People came from all around, she said. White folks and folks of color alike — a rare occurrence in West Virginia in those days. Didn’t matter. My grandfather served them all from a hidden still.
My mom had no idea where the still was and, when pressed, said she couldn’t find it to this day.
My grandmother kept a bit of “shine” in the house for “medicinal purposes” only. My mother tasted it once — that was enough. She nearly retched from the intensity and burn of it.
How did they learn to make it? Who taught them the secrets of crafting shine and creating the still?

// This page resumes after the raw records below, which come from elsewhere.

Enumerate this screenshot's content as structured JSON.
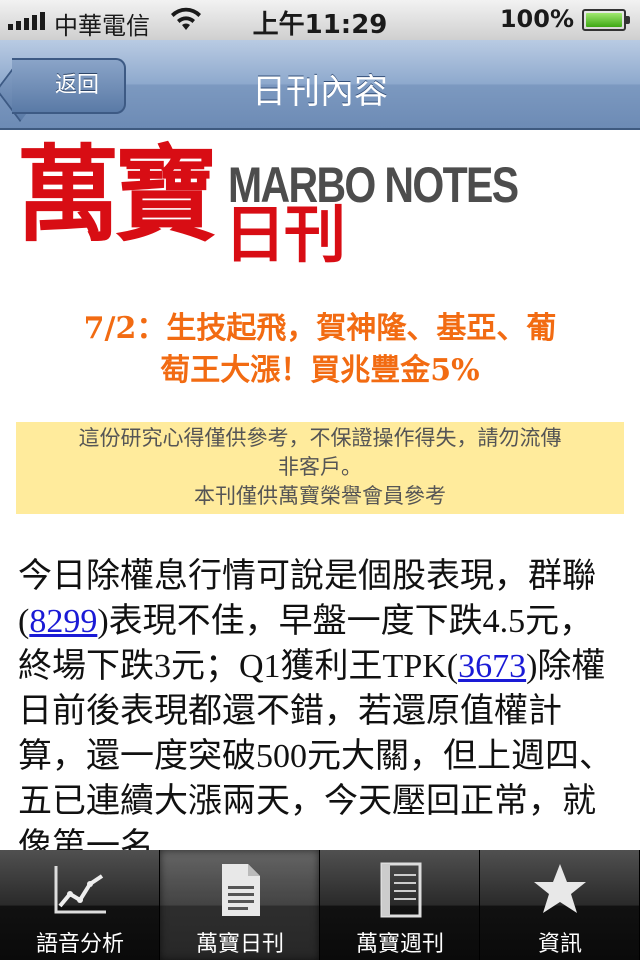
{
  "status_bar": {
    "carrier": "中華電信",
    "time": "上午11:29",
    "battery": "100%"
  },
  "nav": {
    "back_label": "返回",
    "title": "日刊內容"
  },
  "logo": {
    "cjk_main": "萬寶",
    "cjk_sub": "日刊",
    "latin": "MARBO NOTES"
  },
  "headline": {
    "line1": "7/2：生技起飛，賀神隆、基亞、葡",
    "line2": "萄王大漲！買兆豐金5%"
  },
  "notice": {
    "line1": "這份研究心得僅供參考，不保證操作得失，請勿流傳",
    "line2": "非客戶。",
    "line3": "本刊僅供萬寶榮譽會員參考"
  },
  "article": {
    "p1": "今日除權息行情可說是個股表現，群聯(",
    "link1": "8299",
    "p2": ")表現不佳，早盤一度下跌4.5元，終場下跌3元；Q1獲利王TPK(",
    "link2": "3673",
    "p3": ")除權日前後表現都還不錯，若還原值權計算，還一度突破500元大關，但上週四、五已連續大漲兩天，今天壓回正常，就像第一名"
  },
  "tabs": [
    {
      "label": "語音分析",
      "icon": "chart-icon"
    },
    {
      "label": "萬寶日刊",
      "icon": "document-icon"
    },
    {
      "label": "萬寶週刊",
      "icon": "notebook-icon"
    },
    {
      "label": "資訊",
      "icon": "star-icon"
    }
  ],
  "colors": {
    "logo_red": "#d80d14",
    "headline_orange": "#f26b12",
    "notice_bg": "#ffeb9c",
    "link_blue": "#1a1ad6"
  }
}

How did people know they were doing it? These are the questions that plague me still, so many years later. As is often the case with family history, anyone who could answer these questions is now long gone.
The older I get, the more often I find myself in the unenviable and impossible position of longing for departed loved ones to sit beside me so I could ask them these burning questions. I’ll have to settle for taking on the role of recorder and storyteller myself, writing what I know, and adding “Moonshine Days” as another chapter in my family’s history.